Das voltas que a vida dá

Ouvi de minha avó, que veio para São Paulo em 1922, a reboque do marido. Primogênito de cafeicultor abonado, vinha cuidar da casa de importação do pai. Apaixonado por música e mecânica, dedicou-se a voar em biplanos com estrutura de madeira, a tocar instrumentos e a pilotar motocicletas e carros, descuidando do sócio desonesto que falsificava os livros de contabilidade. 
Moravam na rua Barão de Itapetininga, perto do Largo do Paissandu, quando nasceu minha mãe, a segunda filha, em 1º de junho de 1924. A menina tinha pouco mais de um mês de vida quando Isidoro Dias Lopes, Juarez Távora e outros tenentes revoltaram-se e ocuparam a cidade.
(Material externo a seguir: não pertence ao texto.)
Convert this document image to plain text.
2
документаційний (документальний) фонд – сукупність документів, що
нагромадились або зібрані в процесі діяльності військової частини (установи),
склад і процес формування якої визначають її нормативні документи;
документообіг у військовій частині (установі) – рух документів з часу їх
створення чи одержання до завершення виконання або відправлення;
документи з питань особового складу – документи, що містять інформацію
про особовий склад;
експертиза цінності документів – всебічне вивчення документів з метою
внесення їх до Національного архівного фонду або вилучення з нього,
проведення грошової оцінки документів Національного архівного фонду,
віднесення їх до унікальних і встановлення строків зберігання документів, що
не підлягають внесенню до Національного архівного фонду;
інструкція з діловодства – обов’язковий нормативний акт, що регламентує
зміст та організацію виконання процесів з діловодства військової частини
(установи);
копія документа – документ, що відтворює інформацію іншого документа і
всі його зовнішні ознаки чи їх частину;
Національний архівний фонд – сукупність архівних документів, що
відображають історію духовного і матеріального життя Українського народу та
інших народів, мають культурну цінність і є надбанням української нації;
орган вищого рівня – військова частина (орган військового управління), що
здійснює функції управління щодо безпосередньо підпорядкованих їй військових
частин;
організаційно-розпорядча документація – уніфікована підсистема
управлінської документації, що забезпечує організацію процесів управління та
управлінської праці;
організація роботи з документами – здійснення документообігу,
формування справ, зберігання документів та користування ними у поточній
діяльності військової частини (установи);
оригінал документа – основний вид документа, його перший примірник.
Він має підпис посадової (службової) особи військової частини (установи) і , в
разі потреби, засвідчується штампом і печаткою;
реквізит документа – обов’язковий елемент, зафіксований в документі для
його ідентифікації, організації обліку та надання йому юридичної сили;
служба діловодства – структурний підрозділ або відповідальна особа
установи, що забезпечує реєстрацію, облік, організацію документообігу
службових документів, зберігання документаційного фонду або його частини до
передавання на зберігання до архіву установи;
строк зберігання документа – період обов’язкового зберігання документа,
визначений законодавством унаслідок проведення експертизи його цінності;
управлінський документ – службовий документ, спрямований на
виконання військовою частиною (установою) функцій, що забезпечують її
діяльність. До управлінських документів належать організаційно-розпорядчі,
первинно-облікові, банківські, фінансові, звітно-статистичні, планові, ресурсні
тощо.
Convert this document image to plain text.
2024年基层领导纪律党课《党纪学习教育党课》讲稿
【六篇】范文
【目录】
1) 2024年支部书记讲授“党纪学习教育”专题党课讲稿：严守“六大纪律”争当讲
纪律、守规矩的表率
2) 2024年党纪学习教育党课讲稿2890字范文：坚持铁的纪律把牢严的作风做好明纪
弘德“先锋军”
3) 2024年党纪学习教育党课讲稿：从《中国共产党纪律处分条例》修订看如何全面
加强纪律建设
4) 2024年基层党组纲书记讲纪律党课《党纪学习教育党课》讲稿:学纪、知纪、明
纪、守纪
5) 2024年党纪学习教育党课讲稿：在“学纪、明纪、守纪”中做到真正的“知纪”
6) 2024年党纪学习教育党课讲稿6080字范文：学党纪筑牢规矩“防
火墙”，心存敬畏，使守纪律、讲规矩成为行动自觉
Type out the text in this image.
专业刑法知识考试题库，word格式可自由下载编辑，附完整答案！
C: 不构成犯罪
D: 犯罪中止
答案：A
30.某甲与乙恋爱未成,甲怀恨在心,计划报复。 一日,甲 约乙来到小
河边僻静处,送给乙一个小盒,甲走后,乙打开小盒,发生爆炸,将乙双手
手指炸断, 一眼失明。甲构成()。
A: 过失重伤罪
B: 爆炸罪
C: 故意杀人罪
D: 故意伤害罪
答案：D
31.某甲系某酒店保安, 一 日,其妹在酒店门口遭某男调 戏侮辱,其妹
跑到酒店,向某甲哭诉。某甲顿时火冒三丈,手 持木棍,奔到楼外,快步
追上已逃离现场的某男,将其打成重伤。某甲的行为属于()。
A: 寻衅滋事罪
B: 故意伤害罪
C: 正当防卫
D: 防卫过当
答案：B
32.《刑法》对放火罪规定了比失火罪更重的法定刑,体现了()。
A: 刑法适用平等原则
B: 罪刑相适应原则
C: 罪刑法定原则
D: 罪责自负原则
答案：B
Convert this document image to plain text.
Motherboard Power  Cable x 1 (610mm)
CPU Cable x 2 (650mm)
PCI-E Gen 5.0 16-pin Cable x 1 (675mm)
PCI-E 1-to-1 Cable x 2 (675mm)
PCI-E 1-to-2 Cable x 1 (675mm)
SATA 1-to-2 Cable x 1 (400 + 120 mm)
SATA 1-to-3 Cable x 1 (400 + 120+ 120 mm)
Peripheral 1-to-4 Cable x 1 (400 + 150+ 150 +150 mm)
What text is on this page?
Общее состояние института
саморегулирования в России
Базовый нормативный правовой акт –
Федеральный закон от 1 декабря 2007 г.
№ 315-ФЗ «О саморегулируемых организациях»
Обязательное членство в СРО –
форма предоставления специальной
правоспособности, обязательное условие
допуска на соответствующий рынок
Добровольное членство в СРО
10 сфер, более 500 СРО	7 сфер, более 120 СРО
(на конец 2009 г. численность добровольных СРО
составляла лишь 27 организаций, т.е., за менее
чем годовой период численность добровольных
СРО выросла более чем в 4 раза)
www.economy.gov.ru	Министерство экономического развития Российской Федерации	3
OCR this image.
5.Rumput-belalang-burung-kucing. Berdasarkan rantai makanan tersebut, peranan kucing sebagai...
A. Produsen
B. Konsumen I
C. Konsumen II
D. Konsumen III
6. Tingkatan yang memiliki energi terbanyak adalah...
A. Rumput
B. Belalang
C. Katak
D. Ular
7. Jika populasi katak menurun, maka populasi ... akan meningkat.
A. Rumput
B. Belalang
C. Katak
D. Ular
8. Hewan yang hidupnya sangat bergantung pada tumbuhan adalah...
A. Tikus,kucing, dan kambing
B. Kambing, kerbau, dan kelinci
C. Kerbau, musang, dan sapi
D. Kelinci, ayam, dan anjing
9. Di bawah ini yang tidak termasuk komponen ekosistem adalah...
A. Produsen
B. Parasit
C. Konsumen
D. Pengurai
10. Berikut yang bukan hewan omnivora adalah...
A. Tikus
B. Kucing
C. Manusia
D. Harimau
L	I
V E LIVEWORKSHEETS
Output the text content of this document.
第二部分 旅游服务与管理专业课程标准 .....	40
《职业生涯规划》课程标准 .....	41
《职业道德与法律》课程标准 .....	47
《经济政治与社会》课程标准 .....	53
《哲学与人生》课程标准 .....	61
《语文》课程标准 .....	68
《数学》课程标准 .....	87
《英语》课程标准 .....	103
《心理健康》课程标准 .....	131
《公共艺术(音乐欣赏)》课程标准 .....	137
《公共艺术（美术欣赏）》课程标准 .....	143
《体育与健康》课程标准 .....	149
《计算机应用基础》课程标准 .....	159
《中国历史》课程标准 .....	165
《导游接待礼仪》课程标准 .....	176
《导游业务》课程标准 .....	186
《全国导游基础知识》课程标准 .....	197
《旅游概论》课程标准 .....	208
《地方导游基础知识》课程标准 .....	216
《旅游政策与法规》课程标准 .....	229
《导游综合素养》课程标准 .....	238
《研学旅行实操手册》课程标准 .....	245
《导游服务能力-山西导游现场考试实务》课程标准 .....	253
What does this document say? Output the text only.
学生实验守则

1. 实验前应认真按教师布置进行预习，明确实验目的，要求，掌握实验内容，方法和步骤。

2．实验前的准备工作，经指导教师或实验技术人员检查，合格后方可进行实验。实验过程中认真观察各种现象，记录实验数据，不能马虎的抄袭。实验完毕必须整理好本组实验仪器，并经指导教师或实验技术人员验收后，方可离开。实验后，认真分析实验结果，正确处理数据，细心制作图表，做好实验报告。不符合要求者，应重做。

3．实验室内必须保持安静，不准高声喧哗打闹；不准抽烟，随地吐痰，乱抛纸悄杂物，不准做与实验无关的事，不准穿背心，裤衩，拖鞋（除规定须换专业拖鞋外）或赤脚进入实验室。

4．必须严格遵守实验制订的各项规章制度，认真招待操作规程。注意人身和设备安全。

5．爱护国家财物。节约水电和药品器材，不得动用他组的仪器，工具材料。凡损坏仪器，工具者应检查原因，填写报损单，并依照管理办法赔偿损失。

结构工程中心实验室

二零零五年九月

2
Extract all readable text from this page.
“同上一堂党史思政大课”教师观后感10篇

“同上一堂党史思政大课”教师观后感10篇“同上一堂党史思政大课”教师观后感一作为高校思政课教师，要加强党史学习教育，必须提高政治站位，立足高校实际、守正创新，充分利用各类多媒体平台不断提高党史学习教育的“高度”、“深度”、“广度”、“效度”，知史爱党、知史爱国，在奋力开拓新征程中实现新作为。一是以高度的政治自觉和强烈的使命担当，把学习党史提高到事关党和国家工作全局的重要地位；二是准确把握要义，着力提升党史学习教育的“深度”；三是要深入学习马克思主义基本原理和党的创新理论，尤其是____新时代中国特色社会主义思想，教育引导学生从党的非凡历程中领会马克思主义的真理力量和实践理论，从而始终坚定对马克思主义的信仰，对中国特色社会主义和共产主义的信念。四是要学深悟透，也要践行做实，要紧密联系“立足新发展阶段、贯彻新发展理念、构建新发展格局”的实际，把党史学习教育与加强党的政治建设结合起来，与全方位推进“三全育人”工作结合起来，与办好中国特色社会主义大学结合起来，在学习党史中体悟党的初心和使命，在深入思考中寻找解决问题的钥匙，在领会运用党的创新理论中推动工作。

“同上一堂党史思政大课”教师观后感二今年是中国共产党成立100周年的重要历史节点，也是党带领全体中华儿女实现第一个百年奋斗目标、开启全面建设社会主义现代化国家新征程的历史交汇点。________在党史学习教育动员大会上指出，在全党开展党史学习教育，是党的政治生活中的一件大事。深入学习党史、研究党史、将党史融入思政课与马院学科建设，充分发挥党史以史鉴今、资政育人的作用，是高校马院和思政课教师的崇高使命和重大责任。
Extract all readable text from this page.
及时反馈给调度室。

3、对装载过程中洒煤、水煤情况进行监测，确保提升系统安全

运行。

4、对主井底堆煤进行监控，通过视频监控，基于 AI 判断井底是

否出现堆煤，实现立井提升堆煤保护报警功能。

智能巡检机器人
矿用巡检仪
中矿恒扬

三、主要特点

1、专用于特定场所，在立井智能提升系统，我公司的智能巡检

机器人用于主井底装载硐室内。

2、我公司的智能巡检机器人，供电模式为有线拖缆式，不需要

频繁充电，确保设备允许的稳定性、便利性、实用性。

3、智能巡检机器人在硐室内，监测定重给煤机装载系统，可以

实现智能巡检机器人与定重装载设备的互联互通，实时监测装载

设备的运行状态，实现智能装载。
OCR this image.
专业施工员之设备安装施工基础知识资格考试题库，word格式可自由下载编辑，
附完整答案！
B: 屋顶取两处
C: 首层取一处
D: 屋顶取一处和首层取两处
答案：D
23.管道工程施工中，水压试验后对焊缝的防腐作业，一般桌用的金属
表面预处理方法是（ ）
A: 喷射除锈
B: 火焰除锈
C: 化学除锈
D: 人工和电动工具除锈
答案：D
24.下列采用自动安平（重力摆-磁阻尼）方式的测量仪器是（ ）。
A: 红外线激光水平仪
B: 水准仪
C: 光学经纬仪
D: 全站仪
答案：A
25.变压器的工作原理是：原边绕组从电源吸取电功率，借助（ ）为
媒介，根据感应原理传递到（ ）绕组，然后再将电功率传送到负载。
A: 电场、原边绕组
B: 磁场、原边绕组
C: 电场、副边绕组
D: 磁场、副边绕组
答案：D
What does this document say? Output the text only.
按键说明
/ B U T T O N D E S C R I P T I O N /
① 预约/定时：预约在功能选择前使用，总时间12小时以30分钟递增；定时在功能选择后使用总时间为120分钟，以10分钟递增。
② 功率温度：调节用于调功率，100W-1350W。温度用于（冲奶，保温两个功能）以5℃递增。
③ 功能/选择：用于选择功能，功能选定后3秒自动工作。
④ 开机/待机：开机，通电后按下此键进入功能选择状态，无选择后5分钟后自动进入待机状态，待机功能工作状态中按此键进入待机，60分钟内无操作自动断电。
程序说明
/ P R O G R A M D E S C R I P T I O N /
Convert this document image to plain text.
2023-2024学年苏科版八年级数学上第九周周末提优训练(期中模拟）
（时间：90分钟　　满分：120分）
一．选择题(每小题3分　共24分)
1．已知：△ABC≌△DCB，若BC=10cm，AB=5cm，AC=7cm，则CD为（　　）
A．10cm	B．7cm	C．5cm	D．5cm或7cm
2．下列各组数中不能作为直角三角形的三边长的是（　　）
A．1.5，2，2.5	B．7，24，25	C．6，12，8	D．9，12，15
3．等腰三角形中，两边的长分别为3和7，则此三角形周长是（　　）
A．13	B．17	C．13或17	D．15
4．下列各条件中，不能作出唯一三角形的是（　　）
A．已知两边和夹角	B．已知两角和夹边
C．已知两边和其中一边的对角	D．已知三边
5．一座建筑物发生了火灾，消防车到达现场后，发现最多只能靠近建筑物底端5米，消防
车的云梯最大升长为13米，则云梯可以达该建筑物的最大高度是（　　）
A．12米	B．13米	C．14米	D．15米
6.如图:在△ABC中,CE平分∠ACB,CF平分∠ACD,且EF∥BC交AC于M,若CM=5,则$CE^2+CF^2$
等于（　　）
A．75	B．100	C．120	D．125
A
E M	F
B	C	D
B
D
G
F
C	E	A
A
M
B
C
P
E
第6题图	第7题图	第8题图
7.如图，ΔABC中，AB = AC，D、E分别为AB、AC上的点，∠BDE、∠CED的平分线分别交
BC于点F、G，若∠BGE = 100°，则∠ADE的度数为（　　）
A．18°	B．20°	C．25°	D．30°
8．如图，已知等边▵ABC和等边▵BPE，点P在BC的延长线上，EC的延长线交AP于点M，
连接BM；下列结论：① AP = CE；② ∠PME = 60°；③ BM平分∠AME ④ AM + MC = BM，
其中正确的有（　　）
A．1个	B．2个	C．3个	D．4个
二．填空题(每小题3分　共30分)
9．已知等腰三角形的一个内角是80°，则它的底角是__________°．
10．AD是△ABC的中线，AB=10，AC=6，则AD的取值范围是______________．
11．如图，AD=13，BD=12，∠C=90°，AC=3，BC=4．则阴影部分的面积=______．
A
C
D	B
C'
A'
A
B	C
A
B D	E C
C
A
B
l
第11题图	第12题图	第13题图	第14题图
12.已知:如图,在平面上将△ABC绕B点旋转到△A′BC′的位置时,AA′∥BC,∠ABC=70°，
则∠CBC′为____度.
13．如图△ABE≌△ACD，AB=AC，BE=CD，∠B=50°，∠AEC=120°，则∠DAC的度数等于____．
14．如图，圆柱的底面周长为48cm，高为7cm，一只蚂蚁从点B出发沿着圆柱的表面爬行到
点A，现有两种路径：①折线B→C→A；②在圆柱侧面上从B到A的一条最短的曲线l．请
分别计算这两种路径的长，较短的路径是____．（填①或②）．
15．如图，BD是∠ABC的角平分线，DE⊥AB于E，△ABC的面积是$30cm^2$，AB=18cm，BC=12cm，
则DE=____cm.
O QG dos revoltosos era no Largo Paissandu e minha avó passou a servir refeições aos oficiais em sua casa. 
Quando o governo federal resolveu bombardear São Paulo, o local passou a ser alvo preferencial: um obus chegou a atravessar o teto da casa antes de explodir na 24 de maio. Os oficiais revoltosos apiedaram-se da família aterrorizada e forneceram um carro com salvo conduto até Campinas, onde puseram os quatro no último trem da Mogiana sob seu controle. Foram parar em Ribeirão Preto e só uma semana depois conseguiram chegar a Catanduva. Minha mãe havia recém-completado o 2º mês de vida. 
Enfurecido com o filho que não lograra impedir a roubalheira do sócio (sem lembrar que ele mesmo o impedira de matá-lo quando descobriu o roubo), o cafeicultor imigrante bem-sucedido exilou-o em uma fazendola às margens do Ribeirão da Onça, estiolando suas paixões e seu talento. Obrigado a criar porcos, cuidar de bois e plantações, afogou as mágoas no álcool e amargurou a vida da mulher e das filhas.